Some media reports claim that this is some kind of new "death tax". It is nothing of the sort. This has been the rule since July 1994.
Under current rules non-dependants could elect to take the death benefit as a pension.
This potentially produces a tax benefit, but most non-dependants like to take most of these benefits as lump sums so they can repay debt or school fees.
If the benefit is taken as a lump sum then current rules tax the non-dependant at 16.5 per cent up to the deceased's pension reasonable benefit limit. Beyond that 46.5 per cent tax applies.
How do we calculate the tax-free and taxable components for pensions being paid before July?
There are different rules depending on age. If the pensioner is under 60 on July 1, then the current arrangements will remain in place until the pension is partially or fully commuted or the member turns 60 or dies.
At this point the eight components of the pension will be determined and then moved into the new taxable and tax-free components. The percentage of tax-free will stay with the benefit forever.
Now is someone under 60 better off staying with the current tax system, or moving to the new one?
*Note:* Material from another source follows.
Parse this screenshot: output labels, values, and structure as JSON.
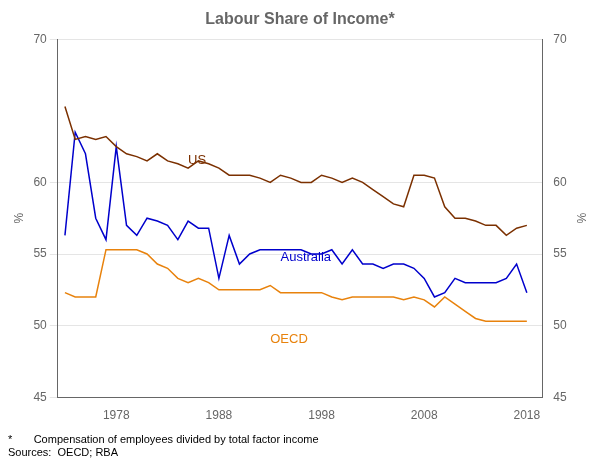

It is very hard to provide any hard and fast rules, as there are so many variables and complex calculations must be done.
If the pensioner is aged at least 60 on July 1, then they will automatically move to new components with effect from that date.
It is very important to realise that with pensions, the undeducted purchase price reduces with each pension payment. Also the post-June '83 service period continues to grow, which means the pre-July '83 component will always be getting smaller.
Finally, it appears that social security benefits, such as the aged pension, will continue to be assessed using the current rules based around life expectancy.